4.2. La liberté des plantes

Comme on l’a vu, c’est lors de l’interaction entre le promeneur ou la promeneuse et le végétal que se développe cet élan vers la forêt originaire. Dans certains cas, la relation peut même prendre les traits de la réciprocité, lorsque la liberté des plantes déclenche celle du promeneur ou de la promeneuse. Dans ce passage de Jardins publics par exemple, la vue des jardins abandonnés suscite des émotions singulières, parce que l’auteur pressent la « folie » du végétal :

Jardins abandonnés, jardins dédaignés. Le sort des premiers me paraît plus enviable.
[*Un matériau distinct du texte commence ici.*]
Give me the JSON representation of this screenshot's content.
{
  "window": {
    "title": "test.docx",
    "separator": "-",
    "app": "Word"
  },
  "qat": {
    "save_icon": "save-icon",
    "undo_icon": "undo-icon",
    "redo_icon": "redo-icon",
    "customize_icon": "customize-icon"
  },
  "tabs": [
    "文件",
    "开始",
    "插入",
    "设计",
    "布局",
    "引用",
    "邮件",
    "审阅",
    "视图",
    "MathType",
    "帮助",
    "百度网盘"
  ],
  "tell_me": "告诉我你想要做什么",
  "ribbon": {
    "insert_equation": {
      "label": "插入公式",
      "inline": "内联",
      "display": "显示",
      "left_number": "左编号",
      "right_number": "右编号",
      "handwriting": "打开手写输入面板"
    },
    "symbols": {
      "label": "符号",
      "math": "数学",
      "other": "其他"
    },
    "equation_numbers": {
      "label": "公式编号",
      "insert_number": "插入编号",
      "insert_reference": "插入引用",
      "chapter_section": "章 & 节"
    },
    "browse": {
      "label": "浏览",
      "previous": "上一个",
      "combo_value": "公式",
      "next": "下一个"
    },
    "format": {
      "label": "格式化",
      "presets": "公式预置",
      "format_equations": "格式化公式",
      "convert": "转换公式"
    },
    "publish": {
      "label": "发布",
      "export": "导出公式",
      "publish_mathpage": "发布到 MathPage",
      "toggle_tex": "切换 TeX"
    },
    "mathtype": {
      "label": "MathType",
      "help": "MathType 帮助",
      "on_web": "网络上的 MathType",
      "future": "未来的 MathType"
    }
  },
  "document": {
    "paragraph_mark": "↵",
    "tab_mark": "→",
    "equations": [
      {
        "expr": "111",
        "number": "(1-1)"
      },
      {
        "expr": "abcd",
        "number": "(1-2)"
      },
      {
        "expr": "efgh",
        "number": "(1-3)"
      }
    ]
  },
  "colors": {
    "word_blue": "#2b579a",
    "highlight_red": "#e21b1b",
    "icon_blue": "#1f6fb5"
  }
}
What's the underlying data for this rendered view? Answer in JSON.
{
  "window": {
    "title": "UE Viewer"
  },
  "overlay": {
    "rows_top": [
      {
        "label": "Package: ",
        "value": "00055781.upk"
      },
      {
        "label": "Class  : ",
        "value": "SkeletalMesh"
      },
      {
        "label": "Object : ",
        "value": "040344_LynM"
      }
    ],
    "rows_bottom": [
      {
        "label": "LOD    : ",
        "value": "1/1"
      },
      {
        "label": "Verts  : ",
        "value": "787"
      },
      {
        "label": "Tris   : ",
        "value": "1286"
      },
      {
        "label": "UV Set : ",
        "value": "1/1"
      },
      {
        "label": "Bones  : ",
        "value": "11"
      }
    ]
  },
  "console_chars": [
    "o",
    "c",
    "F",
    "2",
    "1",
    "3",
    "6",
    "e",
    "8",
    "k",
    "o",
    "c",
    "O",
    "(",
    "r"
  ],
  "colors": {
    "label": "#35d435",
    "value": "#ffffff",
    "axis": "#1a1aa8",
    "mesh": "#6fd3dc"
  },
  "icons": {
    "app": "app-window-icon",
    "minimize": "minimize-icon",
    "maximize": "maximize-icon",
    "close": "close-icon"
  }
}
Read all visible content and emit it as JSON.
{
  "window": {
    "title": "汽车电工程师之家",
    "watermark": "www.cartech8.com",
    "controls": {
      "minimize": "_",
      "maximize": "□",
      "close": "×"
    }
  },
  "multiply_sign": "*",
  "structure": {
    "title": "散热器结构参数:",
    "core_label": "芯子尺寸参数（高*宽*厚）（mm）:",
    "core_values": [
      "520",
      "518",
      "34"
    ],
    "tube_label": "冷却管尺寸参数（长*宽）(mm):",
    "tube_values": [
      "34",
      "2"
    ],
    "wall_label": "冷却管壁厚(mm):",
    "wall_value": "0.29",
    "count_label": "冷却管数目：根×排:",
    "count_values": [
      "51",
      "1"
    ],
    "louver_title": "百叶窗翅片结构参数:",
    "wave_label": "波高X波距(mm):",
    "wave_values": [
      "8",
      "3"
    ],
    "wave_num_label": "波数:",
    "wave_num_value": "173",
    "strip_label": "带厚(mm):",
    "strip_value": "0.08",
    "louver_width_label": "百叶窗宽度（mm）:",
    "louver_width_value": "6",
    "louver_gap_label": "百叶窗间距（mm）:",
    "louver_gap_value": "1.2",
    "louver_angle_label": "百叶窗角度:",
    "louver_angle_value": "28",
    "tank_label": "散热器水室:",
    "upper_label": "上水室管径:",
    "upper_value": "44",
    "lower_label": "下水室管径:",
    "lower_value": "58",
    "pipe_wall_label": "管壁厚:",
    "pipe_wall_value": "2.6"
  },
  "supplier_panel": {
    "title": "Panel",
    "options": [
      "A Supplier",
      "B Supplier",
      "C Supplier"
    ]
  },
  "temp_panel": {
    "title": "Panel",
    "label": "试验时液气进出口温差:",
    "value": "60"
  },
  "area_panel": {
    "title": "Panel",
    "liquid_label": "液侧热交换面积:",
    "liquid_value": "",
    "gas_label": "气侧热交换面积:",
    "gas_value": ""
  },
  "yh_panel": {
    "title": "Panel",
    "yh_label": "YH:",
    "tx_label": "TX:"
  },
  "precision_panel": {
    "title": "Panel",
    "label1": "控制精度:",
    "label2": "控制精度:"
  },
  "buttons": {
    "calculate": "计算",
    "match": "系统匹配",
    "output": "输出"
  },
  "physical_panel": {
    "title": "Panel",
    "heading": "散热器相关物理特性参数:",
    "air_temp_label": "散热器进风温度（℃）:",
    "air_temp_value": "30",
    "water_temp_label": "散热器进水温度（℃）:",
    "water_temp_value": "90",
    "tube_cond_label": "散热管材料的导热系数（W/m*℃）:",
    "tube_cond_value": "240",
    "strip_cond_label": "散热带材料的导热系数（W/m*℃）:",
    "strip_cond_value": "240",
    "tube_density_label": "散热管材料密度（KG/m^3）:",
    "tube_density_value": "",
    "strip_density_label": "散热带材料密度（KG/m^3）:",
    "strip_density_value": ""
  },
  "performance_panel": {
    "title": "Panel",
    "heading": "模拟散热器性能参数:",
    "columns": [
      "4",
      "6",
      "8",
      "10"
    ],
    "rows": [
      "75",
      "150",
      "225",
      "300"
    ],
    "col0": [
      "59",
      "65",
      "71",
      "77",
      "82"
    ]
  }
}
Ils échappent à notre surveillance. Ils s’en donnent à cœur joie. […] De là, en eux, une sorte de folie, comme celle d’un écolier en liberté, et une extrême sauvagerie, car il leur faut oublier des décennies de contrôle tatillon, de culture. (Sansot 1993 : 69-70)

Parce qu’ils n’obéissent plus à l’ordre établi au départ par le jardinier, la jardinière ou les aménageurs et aménageuses de la ville, parce que les plantes ne sont plus taillées, mais évoluent à leur façon, sans qu’on les oblige à suivre un modèle prévu d’avance, l’auteur y voit une « extrême sauvagerie », dont il se délecte, d’ailleurs. La comparaison avec « l’écolier en liberté » faisant l’école buissonnière montre bien que cette tension est toujours sous-jacente chez les plantes, celle de sortir du cadre, de retourner à « l’état sauvage », que ce sont seulement nos habitudes de contrôle de la nature qui en font des êtres « cultivés ».

D’autres libertés sont prises aussi par les plantes, que nous ignorons la plupart du temps car nous pensons trop souvent à elles comme à des êtres enracinés, alors qu’elles sont toujours en mouvement. Malgré tous les efforts pour les cantonner à des enclos, à des endroits bien identifiés, elles se déplacent :

Les plantes voyagent. Des plantes provençales font un tour dans la capitale. Marseille accueille les spores de l’Île-de-France. L’explication n’en exténue pas la poésie. Le hasard des trains, les migrations des oiseaux permettent à des plantes exogènes de prendre vie hors de leur pays natal. […] Certaines plantes entreprennent parfois, de leur propre chef, un voyage au long cours. (Sansot 1993 : 100)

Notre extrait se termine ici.